Dos novelas que también nos hablan de dos ciudades, una a la que de alguna manera se ama inconscientemente y se odia simultáneamente, Murcia, y otra de la que se cae enamorado, Granada. El eterno dilema entre lo propio y lo ajeno, entre lo que se tiene y lo que se desea tener… aunque la que aparece más profusa y profundamente narrada es Murcia, a la que le confiere el topónimo de Pantanosa[1] revelando ahí gran parte de sus sentimientos hacia la que es su ciudad. Parece que el sentimiento es mutuo, pues ni Paco comprende Murcia ni Murcia comprende a Paco.
“Tenía la impresión de salir de casa sólo para desquitarme de tanta simulación y, una vez en la calle, ya no me consentía ninguna debilidad. Me guiaba por la máxima kantiana de manera inflexible: no toda la verdad, pero sólo la verdad. Y mis palabras brotaban desde una sinceridad bestial.”
Pantanosa, p. 139
Pantanosa, relata las peripecias de un joven en sus idas y venidas por una ciudad que le atrapa en su lodo sin que este sea capaz de poder evitarlo: los primeros escarceos con las drogas[2], el inicio de la universidad, la acampada por el 0´7, desencuentros y encuentros con sus pares y contemporáneos, desencuentros y encuentros con la policía y los juzgados (lo que para un jurista es algo muy serio), además de otros variados acontecimientos y digresiones pueblan este trasunto, real y ficcionado a la vez, de nuestra juventud. De alguna manera la novela trata para mí, tanto en forma como en contenido, de un particular guardián entre el centeno que se adentra hacia el final de la noche en un relato que parece no tener principio ni fin. El protagonista, cuyo nombre no nos es revelado en ningún momento, se lanza a las calles en busca de respuestas como un Holden de la vida, pero sin su gorra roja y sin ser tan tiernamente imbécil e inmaduro[3]. Él empieza a contarnos, y el relato continúa y continúa sin que parezca que vaya a concluir nunca, sin que nos lleve a lugar concreto alguno. Sin desfallecer en el ritmo ni en la lucha incansable de su protagonista por llegar a comprender.

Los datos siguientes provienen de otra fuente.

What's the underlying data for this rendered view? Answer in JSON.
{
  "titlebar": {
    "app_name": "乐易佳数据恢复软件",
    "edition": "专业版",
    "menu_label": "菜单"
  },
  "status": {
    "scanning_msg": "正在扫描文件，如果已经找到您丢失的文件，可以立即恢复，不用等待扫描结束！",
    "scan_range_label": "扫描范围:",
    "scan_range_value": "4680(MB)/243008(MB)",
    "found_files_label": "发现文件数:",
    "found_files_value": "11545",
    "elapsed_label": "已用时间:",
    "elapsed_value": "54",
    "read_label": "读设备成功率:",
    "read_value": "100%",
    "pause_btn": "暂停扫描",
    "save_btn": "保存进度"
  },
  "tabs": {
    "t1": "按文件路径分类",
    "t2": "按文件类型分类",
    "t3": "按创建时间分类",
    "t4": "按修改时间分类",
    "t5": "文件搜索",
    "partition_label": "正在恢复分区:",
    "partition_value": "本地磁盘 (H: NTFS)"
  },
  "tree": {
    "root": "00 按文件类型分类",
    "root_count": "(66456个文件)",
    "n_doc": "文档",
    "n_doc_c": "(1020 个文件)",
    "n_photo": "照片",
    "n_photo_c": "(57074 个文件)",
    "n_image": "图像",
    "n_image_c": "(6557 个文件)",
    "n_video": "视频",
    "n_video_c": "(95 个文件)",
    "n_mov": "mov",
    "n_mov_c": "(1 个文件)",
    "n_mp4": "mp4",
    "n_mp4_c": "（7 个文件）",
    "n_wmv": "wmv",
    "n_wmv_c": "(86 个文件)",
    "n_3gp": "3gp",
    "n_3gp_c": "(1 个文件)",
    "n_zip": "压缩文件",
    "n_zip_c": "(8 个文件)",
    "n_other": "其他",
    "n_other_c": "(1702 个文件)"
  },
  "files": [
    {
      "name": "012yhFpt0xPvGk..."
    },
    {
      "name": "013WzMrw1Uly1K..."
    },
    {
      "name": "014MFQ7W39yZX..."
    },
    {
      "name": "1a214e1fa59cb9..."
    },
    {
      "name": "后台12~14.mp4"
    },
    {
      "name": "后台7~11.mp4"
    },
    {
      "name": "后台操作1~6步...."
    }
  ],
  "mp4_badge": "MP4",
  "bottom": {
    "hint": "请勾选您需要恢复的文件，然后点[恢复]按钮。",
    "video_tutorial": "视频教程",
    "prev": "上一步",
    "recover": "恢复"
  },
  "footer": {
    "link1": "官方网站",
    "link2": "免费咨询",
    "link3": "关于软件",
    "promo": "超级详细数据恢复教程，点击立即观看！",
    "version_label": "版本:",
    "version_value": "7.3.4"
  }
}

Pantanosa, a su vez retrata la Murcia de mediados de los noventa a través de las idas y venidas del protagonista por sus calles, sus bares y sus contradicciones. Lo que cuenta puede que no ocurriera exactamente así, pero eso no es lo que importa, quien busque cierto tipo de comparaciones fidedígnísimas con la realidad hará mejor en irse a leer a otra parte. Lo que sí es importante es la forma que tiene el protagonista de buscar y buscar respuestas pero también de darlas, de no parar de darlas. Al menos las suyas propias que aspiran, acorde con la ingenuidad que a veces demuestra en esa infructuosa búsqueda de una pureza imposible, a intentar descifrar lo que en muchas ocasiones es indescifrable. Por contra, sus disertaciones sobre política y justicia son demoledoras. Sus valoraciones sobre el individuo y el colectivo, sobre la búsqueda de uno mismo en un momento y una edad complicadas, premonitorias.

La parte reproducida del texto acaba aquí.